Minha mãe masturbava-se no sofá
da sala, eu e meu irmão ficávamos observando aquilo, procurando uma fresta para
descobrir de onde realmente tínhamos vindo, ela brigava conosco, mais com tão
pouca energia que eu, certas vezes, imaginava se aquilo não era um convite sexual
pouco inteligente e moral. Com quinze anos fiz o experimento: copulei com a
calcinha dela. Nunca mais pude ver uma, até hoje passo mal com uma mulher de lingerie.
Estava de saia curta, vi a
calcinha. O prazer estranho que fremia o espírito saltou do meu corpo, cai de
“coxis”, levantei-me, a coisa continuava gotejando, e ela ali, no chão, vendo
os dois dentes um pouco a frente, ambos formando um sorriso sobrenatural, como
que dizendo:
– Ei! Aqui fora é legal – foi o
que eu ouvi.
– Volte... Volte... – foi o que
ela ouviu, acho que a verdade foi nada disso.

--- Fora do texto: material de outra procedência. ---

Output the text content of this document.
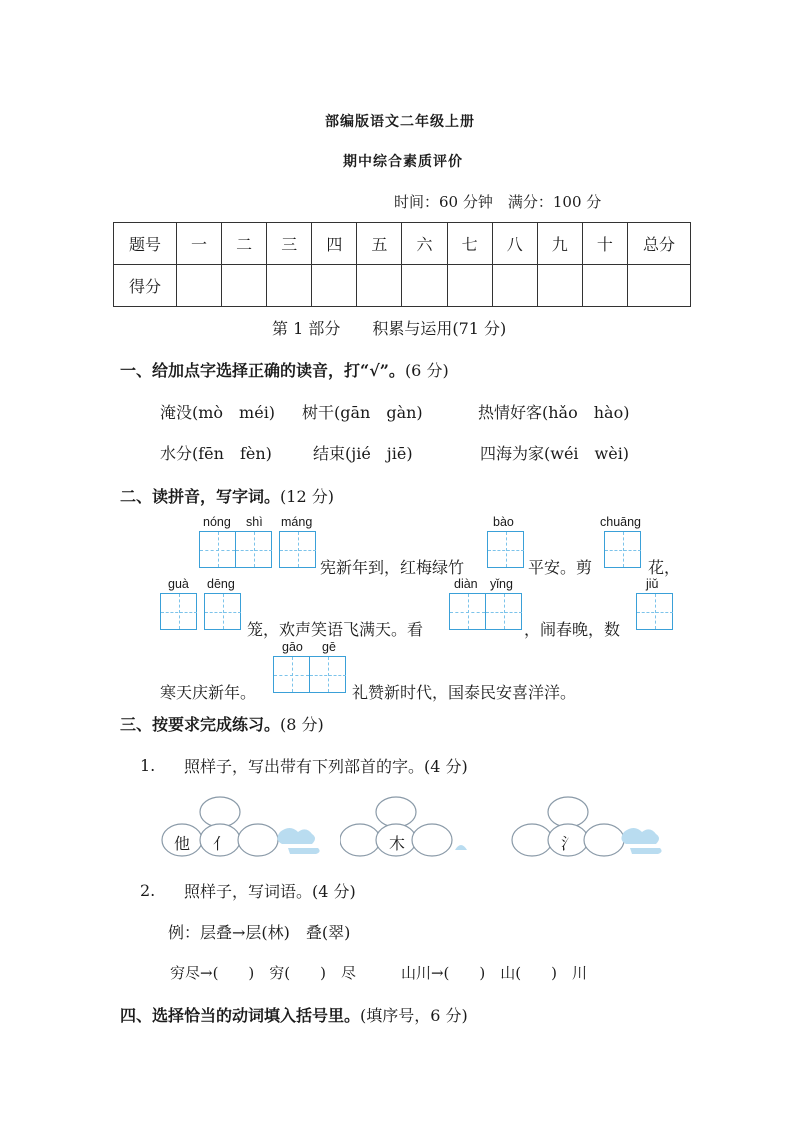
部编版语文二年级上册
期中综合素质评价
时间：60 分钟　满分：100 分
题号	一	二	三	四	五	六	七	八	九	十	总分
得分											
第 1 部分　　积累与运用(71 分)
一、给加点字选择正确的读音，打“√”。(6 分)
淹没(mò　méi) 树干(gān　gàn)	热情好客(hǎo　hào)
水分(fēn　fèn)	结束(jié　jiē)	四海为家(wéi　wèi)
二、读拼音，写字词。(12 分)
nóng shì máng
宪新年到，红梅绿竹
bào
平安。剪
chuāng
花，
guà dēng
笼，欢声笑语飞满天。看
diàn yǐng
，闹春晚，数
jiǔ
寒天庆新年。
gāo gē
礼赞新时代，国泰民安喜洋洋。
三、按要求完成练习。(8 分)
1. 照样子，写出带有下列部首的字。(4 分)
他 亻	木	氵
2. 照样子，写词语。(4 分)
例：层叠→层(林)　叠(翠)
穷尽→(　　)　穷(　　)　尽　　　山川→(　　)　山(　　)　川
四、选择恰当的动词填入括号里。(填序号，6 分)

Foi uns dez anos antes que
discuti com um sujeito sobre coisas quaisquer da vida. Ele tinha um método,
algo para selecionar os animais que queria na própria arca, mas menos
inteligente que Noé, era mais ou menos parecido com isso: o direito absoluto de
comentar com a congregação dos escolhidos os assuntos vergonhosos sobre outros
membros do grupo, partindo da suposição de que todos diriam tudo para ele. Um
dia eu mostrei a falsidade disso, simples: fiz algo e não contei. O choque foi
muito forte, as bestas de ambos banquetearam-se fartamente naquele dia.

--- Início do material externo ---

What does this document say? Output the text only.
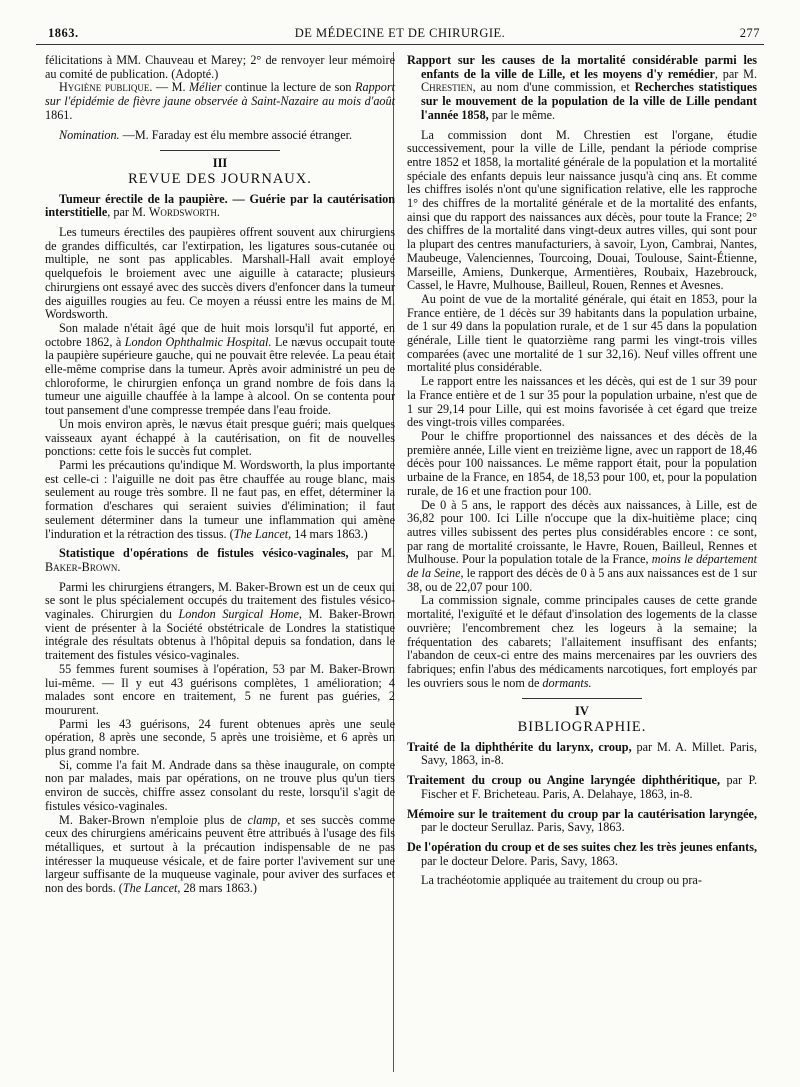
1863.	DE MÉDECINE ET DE CHIRURGIE.	277

félicitations à MM. Chauveau et Marey; 2° de renvoyer leur mémoire au comité de publication. (Adopté.)

Hygiène publique. — M. Mélier continue la lecture de son Rapport sur l'épidémie de fièvre jaune observée à Saint-Nazaire au mois d'août 1861.

Nomination. —M. Faraday est élu membre associé étranger.

III
REVUE DES JOURNAUX.

Tumeur érectile de la paupière. — Guérie par la cautérisation interstitielle, par M. Wordsworth.

Les tumeurs érectiles des paupières offrent souvent aux chirurgiens de grandes difficultés, car l'extirpation, les ligatures sous-cutanée ou multiple, ne sont pas applicables. Marshall-Hall avait employé quelquefois le broiement avec une aiguille à cataracte; plusieurs chirurgiens ont essayé avec des succès divers d'enfoncer dans la tumeur des aiguilles rougies au feu. Ce moyen a réussi entre les mains de M. Wordsworth.

Son malade n'était âgé que de huit mois lorsqu'il fut apporté, en octobre 1862, à London Ophthalmic Hospital. Le nævus occupait toute la paupière supérieure gauche, qui ne pouvait être relevée. La peau était elle-même comprise dans la tumeur. Après avoir administré un peu de chloroforme, le chirurgien enfonça un grand nombre de fois dans la tumeur une aiguille chauffée à la lampe à alcool. On se contenta pour tout pansement d'une compresse trempée dans l'eau froide.

Un mois environ après, le nævus était presque guéri; mais quelques vaisseaux ayant échappé à la cautérisation, on fit de nouvelles ponctions: cette fois le succès fut complet.

Parmi les précautions qu'indique M. Wordsworth, la plus importante est celle-ci : l'aiguille ne doit pas être chauffée au rouge blanc, mais seulement au rouge très sombre. Il ne faut pas, en effet, déterminer la formation d'eschares qui seraient suivies d'élimination; il faut seulement déterminer dans la tumeur une inflammation qui amène l'induration et la rétraction des tissus. (The Lancet, 14 mars 1863.)

Statistique d'opérations de fistules vésico-vaginales, par M. Baker-Brown.

Parmi les chirurgiens étrangers, M. Baker-Brown est un de ceux qui se sont le plus spécialement occupés du traitement des fistules vésico-vaginales. Chirurgien du London Surgical Home, M. Baker-Brown vient de présenter à la Société obstétricale de Londres la statistique intégrale des résultats obtenus à l'hôpital depuis sa fondation, dans le traitement des fistules vésico-vaginales.

55 femmes furent soumises à l'opération, 53 par M. Baker-Brown lui-même. — Il y eut 43 guérisons complètes, 1 amélioration; 4 malades sont encore en traitement, 5 ne furent pas guéries, 2 moururent.

Parmi les 43 guérisons, 24 furent obtenues après une seule opération, 8 après une seconde, 5 après une troisième, et 6 après un plus grand nombre.

Si, comme l'a fait M. Andrade dans sa thèse inaugurale, on compte non par malades, mais par opérations, on ne trouve plus qu'un tiers environ de succès, chiffre assez consolant du reste, lorsqu'il s'agit de fistules vésico-vaginales.

M. Baker-Brown n'emploie plus de clamp, et ses succès comme ceux des chirurgiens américains peuvent être attribués à l'usage des fils métalliques, et surtout à la précaution indispensable de ne pas intéresser la muqueuse vésicale, et de faire porter l'avivement sur une largeur suffisante de la muqueuse vaginale, pour aviver des surfaces et non des bords. (The Lancet, 28 mars 1863.)

Rapport sur les causes de la mortalité considérable parmi les enfants de la ville de Lille, et les moyens d'y remédier, par M. Chrestien, au nom d'une commission, et Recherches statistiques sur le mouvement de la population de la ville de Lille pendant l'année 1858, par le même.

La commission dont M. Chrestien est l'organe, étudie successivement, pour la ville de Lille, pendant la période comprise entre 1852 et 1858, la mortalité générale de la population et la mortalité spéciale des enfants depuis leur naissance jusqu'à cinq ans. Et comme les chiffres isolés n'ont qu'une signification relative, elle les rapproche 1° des chiffres de la mortalité générale et de la mortalité des enfants, ainsi que du rapport des naissances aux décès, pour toute la France; 2° des chiffres de la mortalité dans vingt-deux autres villes, qui sont pour la plupart des centres manufacturiers, à savoir, Lyon, Cambrai, Nantes, Maubeuge, Valenciennes, Tourcoing, Douai, Toulouse, Saint-Étienne, Marseille, Amiens, Dunkerque, Armentières, Roubaix, Hazebrouck, Cassel, le Havre, Mulhouse, Bailleul, Rouen, Rennes et Avesnes.

Au point de vue de la mortalité générale, qui était en 1853, pour la France entière, de 1 décès sur 39 habitants dans la population urbaine, de 1 sur 49 dans la population rurale, et de 1 sur 45 dans la population générale, Lille tient le quatorzième rang parmi les vingt-trois villes comparées (avec une mortalité de 1 sur 32,16). Neuf villes offrent une mortalité plus considérable.

Le rapport entre les naissances et les décès, qui est de 1 sur 39 pour la France entière et de 1 sur 35 pour la population urbaine, n'est que de 1 sur 29,14 pour Lille, qui est moins favorisée à cet égard que treize des vingt-trois villes comparées.

Pour le chiffre proportionnel des naissances et des décès de la première année, Lille vient en treizième ligne, avec un rapport de 18,46 décès pour 100 naissances. Le même rapport était, pour la population urbaine de la France, en 1854, de 18,53 pour 100, et, pour la population rurale, de 16 et une fraction pour 100.

De 0 à 5 ans, le rapport des décès aux naissances, à Lille, est de 36,82 pour 100. Ici Lille n'occupe que la dix-huitième place; cinq autres villes subissent des pertes plus considérables encore : ce sont, par rang de mortalité croissante, le Havre, Rouen, Bailleul, Rennes et Mulhouse. Pour la population totale de la France, moins le département de la Seine, le rapport des décès de 0 à 5 ans aux naissances est de 1 sur 38, ou de 22,07 pour 100.

La commission signale, comme principales causes de cette grande mortalité, l'exiguïté et le défaut d'insolation des logements de la classe ouvrière; l'encombrement chez les logeurs à la semaine; la fréquentation des cabarets; l'allaitement insuffisant des enfants; l'abandon de ceux-ci entre des mains mercenaires par les ouvriers des fabriques; enfin l'abus des médicaments narcotiques, fort employés par les ouvriers sous le nom de dormants.

IV
BIBLIOGRAPHIE.

Traité de la diphthérite du larynx, croup, par M. A. Millet. Paris, Savy, 1863, in-8.

Traitement du croup ou Angine laryngée diphthéritique, par P. Fischer et F. Bricheteau. Paris, A. Delahaye, 1863, in-8.

Mémoire sur le traitement du croup par la cautérisation laryngée, par le docteur Serullaz. Paris, Savy, 1863.

De l'opération du croup et de ses suites chez les très jeunes enfants, par le docteur Delore. Paris, Savy, 1863.

La trachéotomie appliquée au traitement du croup ou pra-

E essas coisas fulminavam minha
massa cinzenta e outras mais, e eu me perguntava:
– Cadê meu machado?
– O quê?
– Meu machado.
– !!!
– Não, não! Só lembrei que tenho
que afiá-lo.
Uma conversa nossa nos tempos da
fulgurante alegria nos campos resplandecentes do Elísio terreno, precisamente
em Floripa – como eles chamam por lá –, cortou meu pescoço; na praia dos
Ingleses, numas rochas afastadas, com um pano manchado de sêmen e corrimentos
vaginais pós-sexo, conversávamos:
– Um triângulo pode ter 90°
graus?
– Claro que não, seu burro!
Parece que nunca estudou isso.
– Então quanto tem?
– 180°, burro.
– Hum. E como você sabe?
– O professor disse.
– E como ele sabe?
– Sei lá! Decerto outro professor
disse pra ele.
– E como...
– ‘Tá bom, não quero saber disso!
E me agarrou, então aspergimos
mais um pouco de líquido naquela toalha do Grêmio, e o triângulo de 90°
continuou ali, bem preso no córtex frontal, esperando solução, um dia
encontrei-a: um amigo afastado que decidiu trepar com uma guria que tinha
sentido comigo as dores da primeira penetração – gemeu de tal maneira que me
surpreendi com a naturalidade, quando perguntei, disse-me que era só dor...
Gostei mesmo assim.
A questão é que eu vi o triângulo
ali, 90° graus perfeitos, até ouvi os gemidos abafados daquela garota com dois
dentes faltantes correndo do quartinho dele rumo aos meus ouvidos furtivos e
estrategicamente posicionados atrás da janela de madeira daquela coisa
carcomida.
– Ah! Meu machado! Já está
afiado!
Eu queria ter o machado naquele
dia, é... Ele estava afiado e o triângulo realmente tinha 180° graus completos:
um vértice era a junção da parte inferior do tronco de ambos, os dois
restantes, resolvi fazer com a parte superior, os braços ajudaram no ângulo e o
machado no corte. Depois disso bebi o vinho sobrevivente e fundido com salmora
humana. Degustei com prazer a mistura.